Os astrónomos criaram o mapa tridimensional mais abrangente até agora de estruturas cósmicas ténues que datam de 9 a 11 mil milhões de anos, revelando galáxias e gás intergaláctico nunca antes vistos. A descoberta, alcançada através de dados espectrais do Telescópio Hobby-Eberly no Observatório McDonald, fornece uma visão sem precedentes dos anos de formação do Universo.
Desvendando o Universo Invisível
Durante décadas, o estudo do Universo primitivo foi dificultado pela grande distância e pela fraqueza dos objetos daquela época. Muitas galáxias e nuvens de gás existiam, mas eram muito fracas para serem detectadas pelos telescópios convencionais. A equipe de pesquisa superou esse obstáculo empregando uma técnica chamada Mapeamento de Intensidade de Linha (LIM).
O LIM não tenta resolver objetos individuais, mas em vez disso mede a luz coletiva emitida em vastas regiões. Este método efetivamente “puxa” estruturas tênues à vista, adicionando detalhes à paisagem do Universo primordial. Embora o LIM não seja novo, este estudo representa a primeira aplicação em larga escala e de alta precisão da técnica para emissões alfa de Lyman.
HETDEX: uma pesquisa rica em dados
O mapa deriva de dados coletados pelo Hobby-Eberly Telescope Dark Energy Experiment (HETDEX), um projeto projetado para mapear mais de um milhão de galáxias brilhantes em busca da compreensão da energia escura.
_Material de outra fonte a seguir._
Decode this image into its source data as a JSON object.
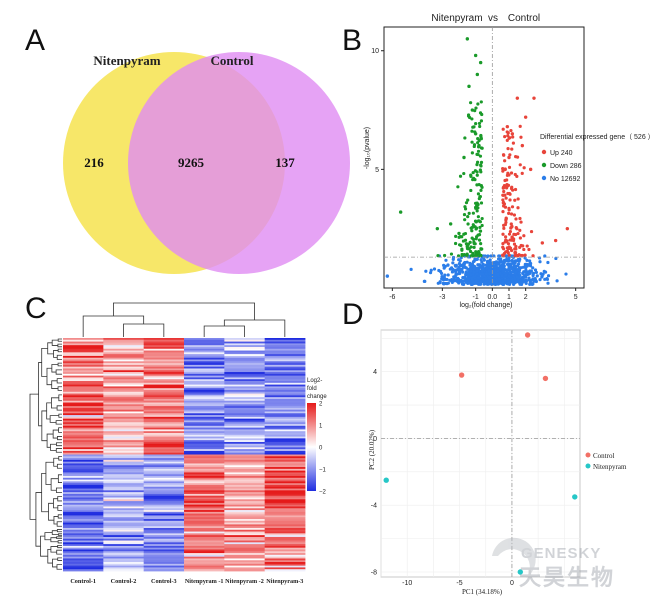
{
  "panels": {
    "a": "A",
    "b": "B",
    "c": "C",
    "d": "D"
  },
  "chart_data": [
    {
      "type": "venn",
      "sets": [
        "Nitenpyram",
        "Control"
      ],
      "only_left": 216,
      "overlap": 9265,
      "only_right": 137,
      "colors": {
        "left": "#f7e769",
        "right": "#e08cf3",
        "overlap": "#e8879d"
      }
    },
    {
      "type": "scatter",
      "title_left": "Nitenpyram",
      "title_mid": "vs",
      "title_right": "Control",
      "xlabel": "log₂(fold change)",
      "ylabel": "-log₁₀(pvalue)",
      "xticks": [
        -6,
        -3,
        -1,
        0,
        1,
        2,
        5
      ],
      "xtick_labels": [
        "-6",
        "-3",
        "-1",
        "0.0",
        "1",
        "2",
        "5"
      ],
      "yticks": [
        5,
        10
      ],
      "xlim": [
        -6.5,
        5.5
      ],
      "ylim": [
        0,
        11
      ],
      "threshold_y": 1.3,
      "legend_title": "Differential expressed gene（ 526 ）",
      "legend_position": "right",
      "series": [
        {
          "name": "Up 240",
          "color": "#e8443a"
        },
        {
          "name": "Down 286",
          "color": "#1a9a2a"
        },
        {
          "name": "No 12692",
          "color": "#2b7de9"
        }
      ],
      "highlight_points": {
        "up": [
          [
            1.5,
            8.0
          ],
          [
            2.5,
            8.0
          ],
          [
            2.0,
            7.2
          ],
          [
            0.9,
            6.8
          ],
          [
            1.0,
            5.5
          ],
          [
            2.3,
            5.0
          ],
          [
            1.8,
            6.0
          ],
          [
            1.2,
            6.5
          ],
          [
            4.5,
            2.5
          ],
          [
            3.8,
            2.0
          ],
          [
            3.0,
            1.9
          ]
        ],
        "down": [
          [
            -1.5,
            10.5
          ],
          [
            -1.0,
            9.8
          ],
          [
            -0.7,
            9.5
          ],
          [
            -0.9,
            9.0
          ],
          [
            -1.4,
            8.5
          ],
          [
            -1.2,
            7.5
          ],
          [
            -1.0,
            6.5
          ],
          [
            -1.7,
            5.5
          ],
          [
            -0.8,
            6.0
          ],
          [
            -5.5,
            3.2
          ],
          [
            -3.3,
            2.5
          ],
          [
            -2.5,
            2.7
          ],
          [
            -2.0,
            2.3
          ]
        ],
        "no": [
          [
            -6.3,
            0.5
          ]
        ]
      }
    },
    {
      "type": "heatmap",
      "columns": [
        "Control-1",
        "Control-2",
        "Control-3",
        "Nitenpyram -1",
        "Nitenpyram -2",
        "Nitenpyram-3"
      ],
      "legend_title": "Log2-fold change",
      "colorbar_ticks": [
        2,
        1,
        0,
        -1,
        -2
      ],
      "colorbar_tick_labels": [
        "2",
        "1",
        "0",
        "−1",
        "−2"
      ],
      "color_scale": {
        "low": "#1f2de0",
        "mid": "#ffffff",
        "high": "#e51a1a"
      },
      "rows": 526
    },
    {
      "type": "scatter",
      "title": "",
      "xlabel": "PC1 (34.18%)",
      "ylabel": "PC2 (20.02%)",
      "xticks": [
        -10,
        -5,
        0
      ],
      "xtick_labels": [
        "-10",
        "-5",
        "0"
      ],
      "yticks": [
        4,
        0,
        -4,
        -8
      ],
      "ytick_labels": [
        "4",
        "0",
        "-4",
        "-8"
      ],
      "xlim": [
        -12.5,
        6.5
      ],
      "ylim": [
        -8.3,
        6.5
      ],
      "grid": true,
      "legend_position": "right",
      "series": [
        {
          "name": "Control",
          "color": "#f27066",
          "points": [
            [
              1.5,
              6.2
            ],
            [
              -4.8,
              3.8
            ],
            [
              3.2,
              3.6
            ]
          ]
        },
        {
          "name": "Nitenpyram",
          "color": "#26c7c7",
          "points": [
            [
              -12.0,
              -2.5
            ],
            [
              6.0,
              -3.5
            ],
            [
              0.8,
              -8.0
            ]
          ]
        }
      ]
    }
  ],
  "watermark": {
    "en": "GENESKY",
    "zh": "天昊生物"
  }
}
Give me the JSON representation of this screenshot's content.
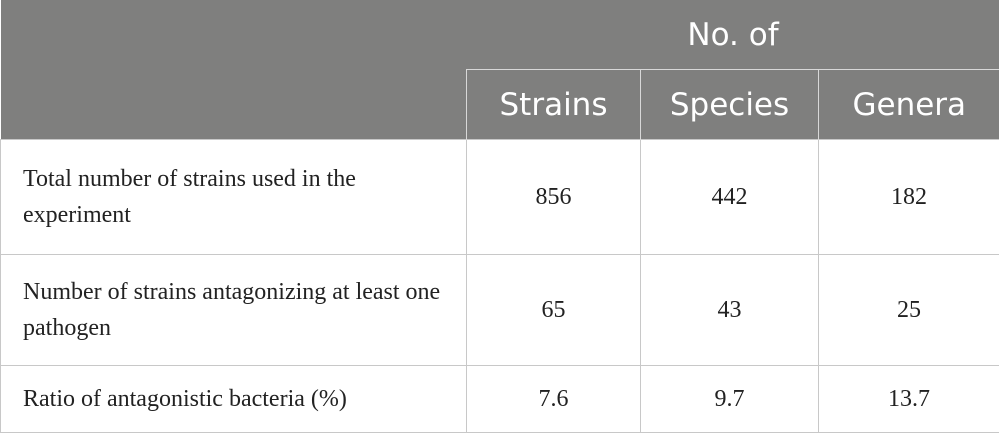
{
  "table": {
    "group_header": "No. of",
    "columns": [
      "Strains",
      "Species",
      "Genera"
    ],
    "rows": [
      {
        "label": "Total number of strains used in the experiment",
        "values": [
          856,
          442,
          182
        ]
      },
      {
        "label": "Number of strains antagonizing at least one pathogen",
        "values": [
          65,
          43,
          25
        ]
      },
      {
        "label": "Ratio of antagonistic bacteria (%)",
        "values": [
          7.6,
          9.7,
          13.7
        ]
      }
    ]
  }
}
O projeto acumulou surpreendentes 600 milhões de espectros, cobrindo uma área do céu equivalente a mais de 2.000 luas cheias.
Curiosamente, os cientistas analisam apenas cerca de 5% dos dados recolhidos. Os 95% restantes possuem imenso potencial para pesquisas futuras. A equipe explicou que a maior parte da luz observada não vem de galáxias individuais, mas da matéria fraca e difusa entre elas. Este “mar de luz” agora foi colocado em foco.
Mapeando o brilho fraco
Para criar o mapa, os pesquisadores usaram supercomputadores do Texas Advanced Computing Center para analisar cerca de meio petabyte de dados HETDEX. Eles aproveitaram as localizações conhecidas de galáxias brilhantes como “sinais” para inferir as posições de estruturas vizinhas mais fracas.
A gravidade determina que a matéria se aglomere, o que significa que as galáxias brilhantes estão quase sempre rodeadas por companheiras mais ténues e por gás brilhante. Ao identificar galáxias brilhantes, a equipe poderia extrapolar com eficácia a localização de objetos ocultos. O resultado é um mapa que não só esclarece as regiões em torno de galáxias brilhantes, mas também preenche os detalhes dos vastos e aparentemente vazios espaços entre elas.
Validando Simulações
O novo mapa fornece uma referência inestimável para modelos teóricos do Universo primordial. A compreensão atual depende fortemente de simulações computacionais, que, até agora, careciam de uma base observacional concreta.
“Temos simulações computacionais deste período. Mas são apenas simulações, não o Universo real.” Afirmou o Dr. Lujan Niemeyer. “Agora temos uma base que nos permite saber se parte da astrofísica que sustenta essas simulações está correta.”
O mapa permitirá aos astrónomos testar a precisão dos seus quadros teóricos e refinar a sua compreensão de como as galáxias evoluíram. As descobertas foram publicadas em 3 de março de 2026, no The Astrophysical Journal.
Esta investigação marca um grande passo em frente na compreensão do Universo primordial, colmatando a lacuna entre os modelos teóricos e a realidade observacional. Demonstra que mesmo as estruturas mais distantes e tênues podem ser reveladas com técnicas avançadas e poderosos recursos computacionais.